Nook presented three scenarios to the Iowa Board of Regents tuition task force, each looking at what would be needed for a tuition increase based on the state appropriation. Each assumed institutional expenses would be held to inflation-adjusted 2008 levels.
The scenarios are:
A state appropriation that increases with inflation, at 1.75 percent a year, would mean a tuition increase of 3.9 percent in fiscal year 2019, dropping within five years to 1.75 percent annually.
An appropriation that remains flat would mean a 6.7 percent tuition increase in fiscal year 2019, decreasing to 3.1 percent by 2022.
An appropriation where UNI saw a decrease of 3.2 percent — the same decrease it saw between the original 2017 budget and the appropriated amount for 2018 — next year and then remained flat would mean a tuition increase of 11.7 percent in fiscal year 2019, dropping to 2.9 percent by 2022.
“If we’re looking at scenario three, it’s predictable. I can tell you what it is. The question is, ‘Is that reasonable?’ And I think when we start to talk about 11 percent tuition increases, one time, I don’t consider that to be reasonable for families,” Nook said.
Nook said the figures are based on projections five years out, as the task force requested, not promises of what the university would do. The figures present the choice in how to fund the university.
“I think what we’re really hoping for is that we get into this conversation in an educated way, and people understand the sort of give and take,” Nook said.
Nook said the university wants tuition increases that are “reasonable and predictable” for families.
UNI is the only of the three regents institutions that gets a majority of its general funding dollars from state appropriations. It also has the highest percentage, about 88 percent, of students who are Iowans, whose education is meant to be subsidized by the state funding.
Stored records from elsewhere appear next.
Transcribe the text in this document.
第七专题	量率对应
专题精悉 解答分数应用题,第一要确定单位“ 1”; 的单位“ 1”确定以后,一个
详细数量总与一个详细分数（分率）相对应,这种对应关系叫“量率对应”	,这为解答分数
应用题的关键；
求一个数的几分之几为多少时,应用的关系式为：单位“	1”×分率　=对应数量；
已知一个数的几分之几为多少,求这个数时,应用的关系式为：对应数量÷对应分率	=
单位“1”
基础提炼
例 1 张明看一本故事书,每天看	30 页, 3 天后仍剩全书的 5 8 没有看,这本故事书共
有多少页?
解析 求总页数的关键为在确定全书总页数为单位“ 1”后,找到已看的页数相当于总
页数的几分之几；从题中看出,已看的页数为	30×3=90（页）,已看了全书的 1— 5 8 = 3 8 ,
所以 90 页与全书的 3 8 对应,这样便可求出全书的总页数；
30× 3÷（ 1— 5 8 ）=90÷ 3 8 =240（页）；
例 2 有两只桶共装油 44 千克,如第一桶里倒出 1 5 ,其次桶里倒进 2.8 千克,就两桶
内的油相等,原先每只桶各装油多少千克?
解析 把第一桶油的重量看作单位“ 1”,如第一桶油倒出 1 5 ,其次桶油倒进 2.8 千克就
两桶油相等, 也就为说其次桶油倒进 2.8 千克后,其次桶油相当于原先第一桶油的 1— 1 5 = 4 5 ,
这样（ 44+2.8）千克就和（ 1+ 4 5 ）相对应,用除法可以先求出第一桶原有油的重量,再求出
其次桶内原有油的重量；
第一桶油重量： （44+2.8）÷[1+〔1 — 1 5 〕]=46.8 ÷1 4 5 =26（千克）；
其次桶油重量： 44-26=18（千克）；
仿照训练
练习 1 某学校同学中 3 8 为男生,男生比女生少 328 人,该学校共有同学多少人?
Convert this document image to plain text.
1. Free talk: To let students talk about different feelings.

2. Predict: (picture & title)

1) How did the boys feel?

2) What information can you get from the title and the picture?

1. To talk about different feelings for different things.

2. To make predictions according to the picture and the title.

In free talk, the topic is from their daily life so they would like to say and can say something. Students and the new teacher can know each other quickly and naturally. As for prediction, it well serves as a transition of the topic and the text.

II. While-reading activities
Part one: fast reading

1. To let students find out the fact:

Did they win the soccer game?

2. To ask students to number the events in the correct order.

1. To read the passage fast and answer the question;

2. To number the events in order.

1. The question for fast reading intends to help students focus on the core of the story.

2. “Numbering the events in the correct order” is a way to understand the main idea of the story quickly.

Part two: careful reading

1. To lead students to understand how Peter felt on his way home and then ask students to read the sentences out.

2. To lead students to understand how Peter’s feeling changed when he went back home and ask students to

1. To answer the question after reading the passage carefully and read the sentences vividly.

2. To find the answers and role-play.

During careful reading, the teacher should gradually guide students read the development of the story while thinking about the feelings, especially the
Nook said the university plans to expand enrollment, increasing its share of out-of-state students. That would not be at the expense of accepting Iowa students.
The growth in out-of-state students is due to a decreasing number of students graduating from Iowa high schools and out of a desire to expand diversity on campus. The five-year outlook would increase enrollment by about 450 students.
Nook also stressed the “very conservative” plans for expenses to be tied to inflation-adjusted 2008 levels. He said most institutions grow at a rate higher than the consumer price index.
But the expenses factor in faculty and staff increases to grow with enrollment, maintenance, health care cost increases, financial aid increases and salary increases at CPI, or 1.75 percent annually. Emergency contingencies for things like information technology and classroom needs aren’t included.
“What we’re really saying is that we’re going to find some efficiencies in our budget if we’re going to stay at CPI. That’s difficult to do. We’re about as efficient as an institution can be and maintain the quality we’ve got,” Nook said.
He added, “At the same time, then, that’s sort of what we’re putting into the pot to help students and families keep this tuition low. But we need some support from the state as well, because even if we take this very conservative approach, the tuition could rise quickly if the state doesn’t help us with this.”